Чуть позднее, в 1946 году, развернутую концепцию художественного мира Чехова и его места в истории русского реализма предложил Г. А. Бялый, еще один профессор Ленинградского университета, недавно вернувшийся из саратовской эвакуации.
Бялый тоже использует ходовой образ Чехова-борца, но остроумно трансформирует его, переводит из социологического контекста (борец с пошлостью дворянством или буржуазией) в контекст историко-литературный, делает его инструментом конкретного анализа.
При таком подходе писатель (вместе с Гаршиным и Короленко) становится борцом за новое искусство, однако более радикальным, чем современники. “В своем отрицании старых путей Чехов значительно радикальнее Гаршина и Короленко. Глубокая неудовлетворенность старой литературной традицией сказывается с первых шагов его деятельности”.
В этом ключе противопоставлены Чехонте и Чехов. Молодой писатель менее радикален. Пробуя разные темы и жанры (особо отмечена разрушительно-конструктивная роль чеховской пародии), он тем не менее исходит из привычных эстетических установок. “Все пути, которые перепробовал в начальном периоде своего творчества Чехов, предполагают: 1) что писателю известна „настоящая правда“ о жизни, неизвестная читателю и, следовательно, миру, и 2) что, значит, в произведении может быть и даже должна быть дана, декларирована и прямо выражена позитивная „норма“ жизни и человеческих отношений. Применив во многих своих произведениях этот принцип в различных его формах, Чехов отходит от него, отказывается oт обеих предпосылок, лежащих в его основе”.
Ключевым в понимании позднего Чехова становится категория нормы в ее отрицательном, апофатическом значении (хотя, конечно, Бялый этот термин религиозной философии не употребляет). Опорой для такого понимания становится известное письмо к А. А. Плещееву от 9 апреля 1889 года, в котором Чехов признается: “Норма мне не известна, как не известна никому из нас” (П 3, 186).
“В связи с этим меняется и взгляд Чехова на роль „нормы“. „Норма“ мыслится им не как нечто позитивное, прямодекларируемое, а как начало негативное: писатель может чувствовать отклонение от „нормы“ и обязан это отклонение показать в своем творчестве; в то же время точным определением „нормы“ он может при этом и не обладать, — комментирует Бялый. — Теперь задача Чехова иная; противопоставление „низкого“ строя жизни и мысли высокому сменяется молекулярным анализом „мелких дрязг“ и „пустяков“, анализом, производимым в сфере обыденного, т. е. в сфере не „низкой“ и не „высокой“, но одинаково вбирающей в себя и то и другое”. (“Молекулярный анализ” прямо соотносится с замятинским определением “молекулярная драматургия”, которое Бялый, конечно, знать не мог.)
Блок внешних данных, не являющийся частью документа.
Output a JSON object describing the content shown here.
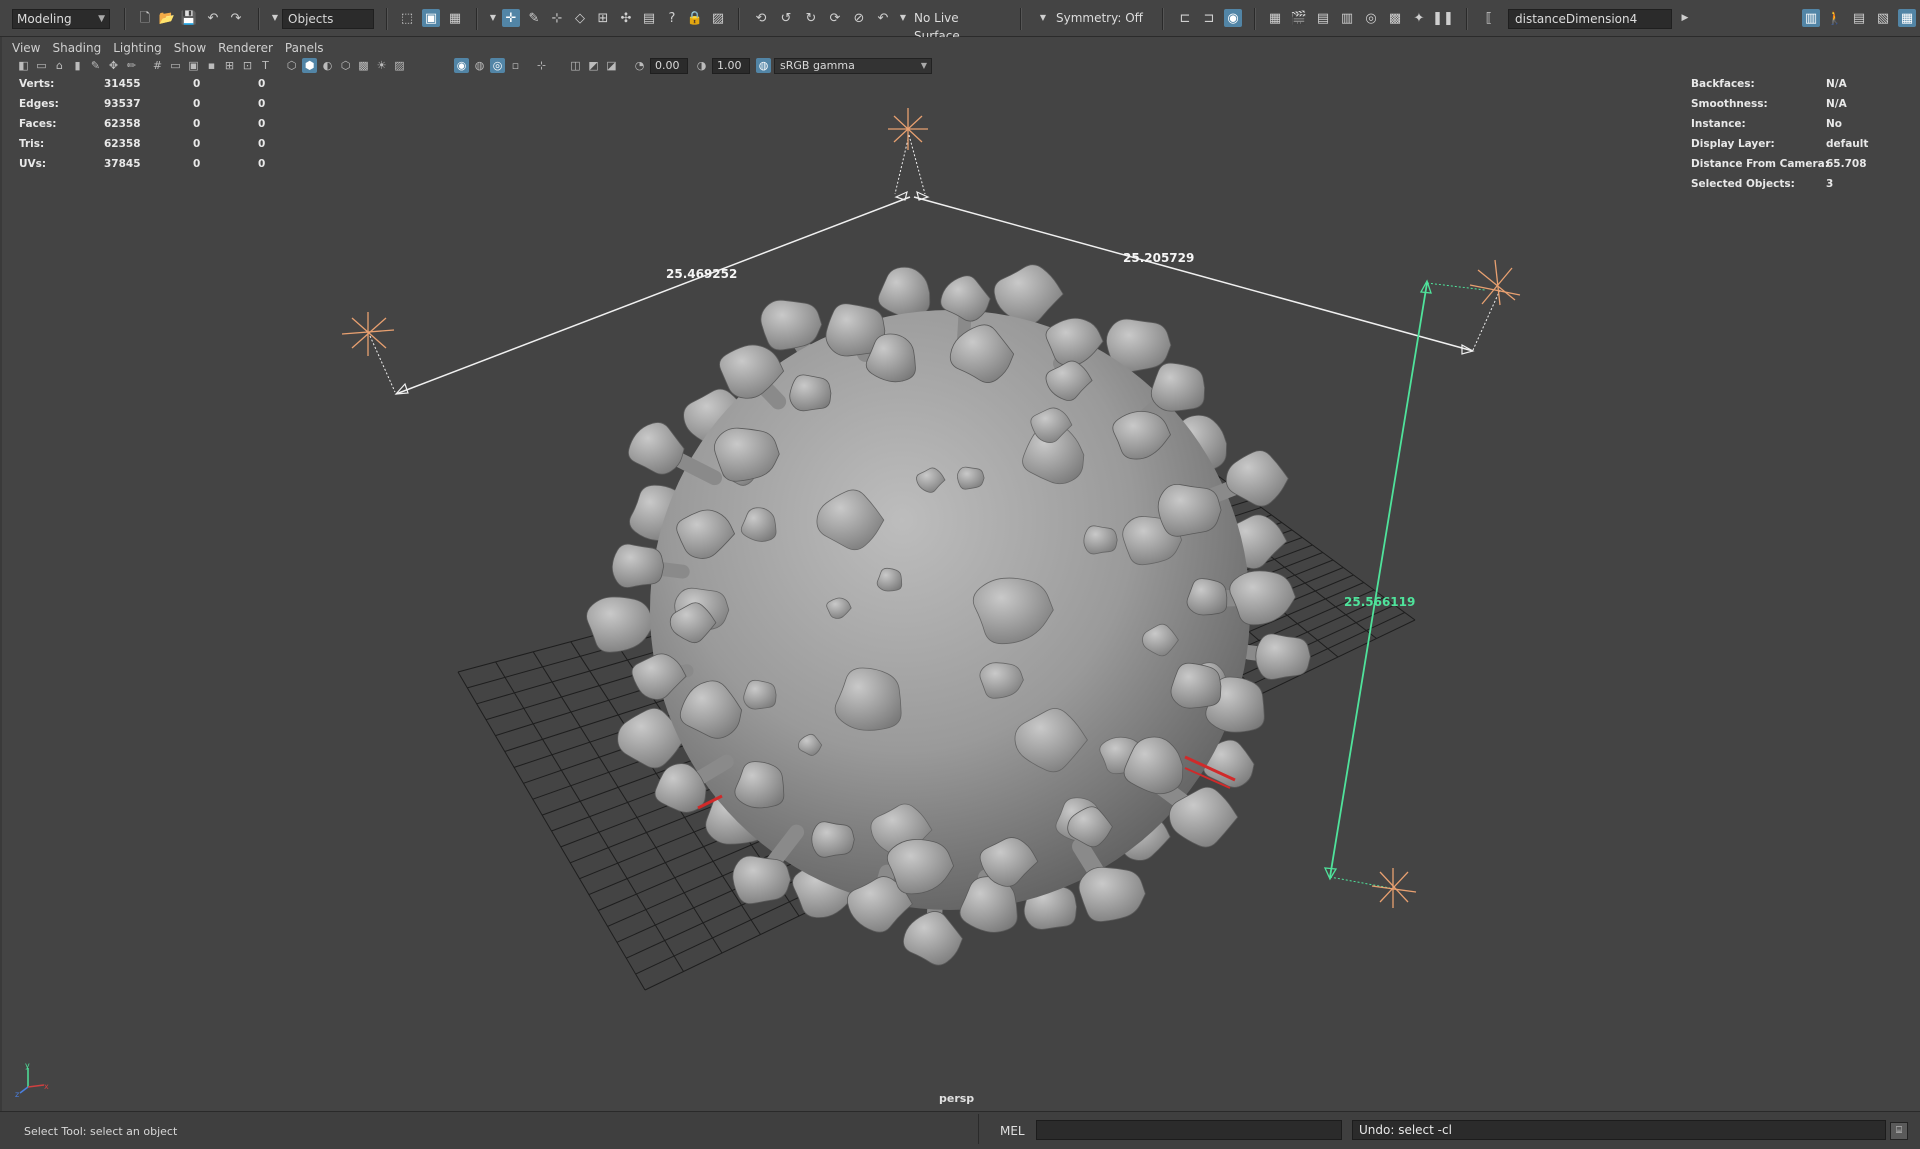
{
  "status_line": {
    "mode": "Modeling",
    "selection_mask": "Objects",
    "live_surface": "No Live Surface",
    "symmetry": "Symmetry: Off",
    "rename_field": "distanceDimension4",
    "icons": [
      "new-scene-icon",
      "open-scene-icon",
      "save-scene-icon",
      "undo-icon",
      "redo-icon",
      "select-by-hierarchy-icon",
      "select-by-object-icon",
      "select-by-component-icon",
      "snap-to-grid-icon",
      "snap-to-curve-icon",
      "snap-to-point-icon",
      "snap-to-view-plane-icon",
      "lock-icon",
      "render-icon",
      "ipr-render-icon",
      "render-settings-icon",
      "hypershade-icon"
    ]
  },
  "panel_menu": [
    "View",
    "Shading",
    "Lighting",
    "Show",
    "Renderer",
    "Panels"
  ],
  "panel_toolbar": {
    "exposure": "0.00",
    "gamma": "1.00",
    "color_space": "sRGB gamma"
  },
  "hud_left": [
    {
      "label": "Verts:",
      "v1": "31455",
      "v2": "0",
      "v3": "0"
    },
    {
      "label": "Edges:",
      "v1": "93537",
      "v2": "0",
      "v3": "0"
    },
    {
      "label": "Faces:",
      "v1": "62358",
      "v2": "0",
      "v3": "0"
    },
    {
      "label": "Tris:",
      "v1": "62358",
      "v2": "0",
      "v3": "0"
    },
    {
      "label": "UVs:",
      "v1": "37845",
      "v2": "0",
      "v3": "0"
    }
  ],
  "hud_right": [
    {
      "label": "Backfaces:",
      "value": "N/A"
    },
    {
      "label": "Smoothness:",
      "value": "N/A"
    },
    {
      "label": "Instance:",
      "value": "No"
    },
    {
      "label": "Display Layer:",
      "value": "default"
    },
    {
      "label": "Distance From Camera:",
      "value": "65.708"
    },
    {
      "label": "Selected Objects:",
      "value": "3"
    }
  ],
  "dimensions": {
    "left": "25.469252",
    "right": "25.205729",
    "vertical": "25.566119"
  },
  "camera_name": "persp",
  "colors": {
    "viewport_bg": "#444444",
    "locator": "#e8a070",
    "measure_line": "#f0f0f0",
    "selected_measure": "#4fe39b",
    "highlight": "#5285a6"
  },
  "command_line": {
    "help_text": "Select Tool: select an object",
    "language": "MEL",
    "result": "Undo: select -cl"
  }
}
Это новое представление о жизни, характерное для чеховского мира, конкретизируется в трех оксюморонах, с разных сторон выражающих сходную идею: ненормально нормальное, страшно нестрашное, нереально реальное.
Тонко, без пафоса и напора, характерного для официального чеховедения, определен и характер чеховского идеала: “Это ощущение близости иной жизни не всегда выражено у Чехова прямыми словами, но оно всегда присутствует в его произведениях как скрытый фон, как отсвет авторской „нормы“, как „подводное течение“, по выражению Станиславского”.
Анализ Бялого типологичен. Он выявляет чеховскую художественную философию, формообразующую идеологию, лишь проверяя, иллюстрируя ее примерами из отдельных произведений. Естественно, целостный анализ конкретного текста может скорректировать общие принципы. Формулой ненормально нормальное хорошо объясняется “Палата № 6”, но в применении к “Черному монаху” она представляется проблематичной. В этой повести, скорее ненеромально ненормальное, а истинная норма лежит в иной плоскости: живой жизни естественных человеческих отношений, не отягощенных мыслями о величии.
В других случаях один эпизод, одна зорко подмеченная деталь открывает далекую перспективу. В двух абзацах, посвященных сцене драки в “Новой даче”, вдруг открывается Чехов-абсурдист (идея, до которой чеховедение будет еще долго брести). “Иногда алогизм обыденной жизни выражается у Чехова в том, что люди у него начинают действовать точно без участия сознания, не как живые существа, а как человекоподобные манекены”.